Ethics approval and consent to participate

The protocol was approved by the National Health Sciences Research Committee of Malawi (NHSRC) and the Biomedical Institutional Review Board (IRB) of the University of North Carolina at Chapel Hill. All research activities adhere to Malawian and US ethical standards for research in human subjects. Written informed consent was obtained from every participant.
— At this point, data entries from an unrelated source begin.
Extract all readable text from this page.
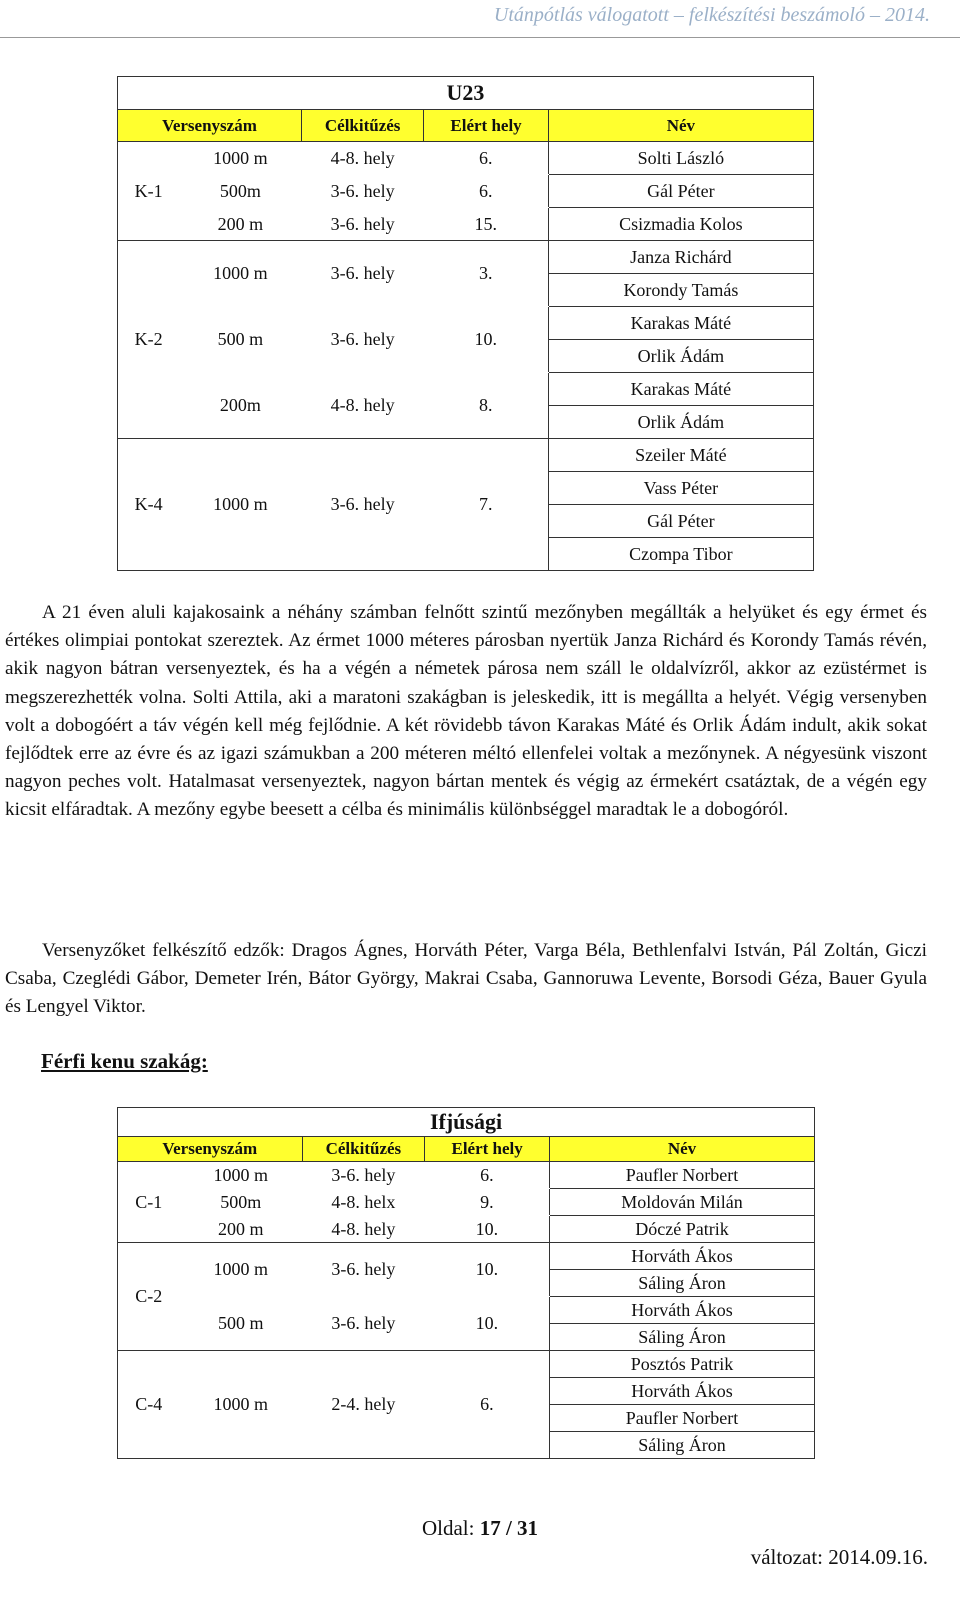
Utánpótlás válogatott – felkészítési beszámoló – 2014.
U23				
Versenyszám		Célkitűzés	Elért hely	Név
K-1	1000 m	4-8. hely	6.	Solti László
	500m	3-6. hely	6.	Gál Péter
	200 m	3-6. hely	15.	Csizmadia Kolos
K-2	1000 m	3-6. hely	3.	Janza Richárd
				Korondy Tamás
	500 m	3-6. hely	10.	Karakas Máté
				Orlik Ádám
	200m	4-8. hely	8.	Karakas Máté
				Orlik Ádám
K-4	1000 m	3-6. hely	7.	Szeiler Máté
				Vass Péter
				Gál Péter
				Czompa Tibor

A 21 éven aluli kajakosaink a néhány számban felnőtt szintű mezőnyben megállták a helyüket és egy érmet és értékes olimpiai pontokat szereztek. Az érmet 1000 méteres párosban nyertük Janza Richárd és Korondy Tamás révén, akik nagyon bátran versenyeztek, és ha a végén a németek párosa nem száll le oldalvízről, akkor az ezüstérmet is megszerezhették volna. Solti Attila, aki a maratoni szakágban is jeleskedik, itt is megállta a helyét. Végig versenyben volt a dobogóért a táv végén kell még fejlődnie. A két rövidebb távon Karakas Máté és Orlik Ádám indult, akik sokat fejlődtek erre az évre és az igazi számukban a 200 méteren méltó ellenfelei voltak a mezőnynek. A négyesünk viszont nagyon peches volt. Hatalmasat versenyeztek, nagyon bártan mentek és végig az érmekért csatáztak, de a végén egy kicsit elfáradtak. A mezőny egybe beesett a célba és minimális különbséggel maradtak le a dobogóról.

Versenyzőket felkészítő edzők: Dragos Ágnes, Horváth Péter, Varga Béla, Bethlenfalvi István, Pál Zoltán, Giczi Csaba, Czeglédi Gábor, Demeter Irén, Bátor György, Makrai Csaba, Gannoruwa Levente, Borsodi Géza, Bauer Gyula és Lengyel Viktor.

Férfi kenu szakág:

Ifjúsági				
Versenyszám		Célkitűzés	Elért hely	Név
C-1	1000 m	3-6. hely	6.	Paufler Norbert
	500m	4-8. helx	9.	Moldován Milán
	200 m	4-8. hely	10.	Dóczé Patrik
C-2	1000 m	3-6. hely	10.	Horváth Ákos
				Sáling Áron
	500 m	3-6. hely	10.	Horváth Ákos
				Sáling Áron
C-4	1000 m	2-4. hely	6.	Posztós Patrik
				Horváth Ákos
				Paufler Norbert
				Sáling Áron
Oldal: 17 / 31
változat: 2014.09.16.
Availability of data and materials

The qualitative dataset will be made available from the corresponding author on reasonable request.

Acknowledgements

We would like to express our gratitude to the participants who took time to participate in the interviews and who generously allowed those interviews to be used in this analysis. We would also like to acknowledge the interviewer, without whom this qualitative study would not have been possible. Authors’ contributions: KK led the analysis and drafting of this manuscript, with contribution from CEM. MCH, MMU, BNG, and BWP conceived of the entire SOAR-MH study. KK and MS developed the semi-structured interview guides. MS and SMM trained the interviewer and oversaw the qualitative data collection. All authors reviewed transcripts as they became available. MS and KK developed the codebook and MS and CEM coded the data, with feedback from BWP and SMM. All authors supported the data analysis, drafting and finalisation of the manuscript. All authors have approved the final manuscript.

Disclosure statement

No potential conflict of interest was reported by the author(s).

Additional information

Funding

This study was funded by the generous support of the American people through the U.S. President Emergency Plan for AIDS Relief (PEFPAR) and United States Agency for International Development (USAID) under the Cooperative Agreement Project SOAR (Supporting Operational AIDS Research), number AID-OAA-14-00060. The content of this publication is the sole responsibility of the authors and does not necessarily reflect the views or policies of PEPFAR, USAID, and does not imply endorsement by the United States Government. KK was supported by the Malawi HIV Implementation Research Scientist Training (M-HIRST) Program (FIC; D43TW010060).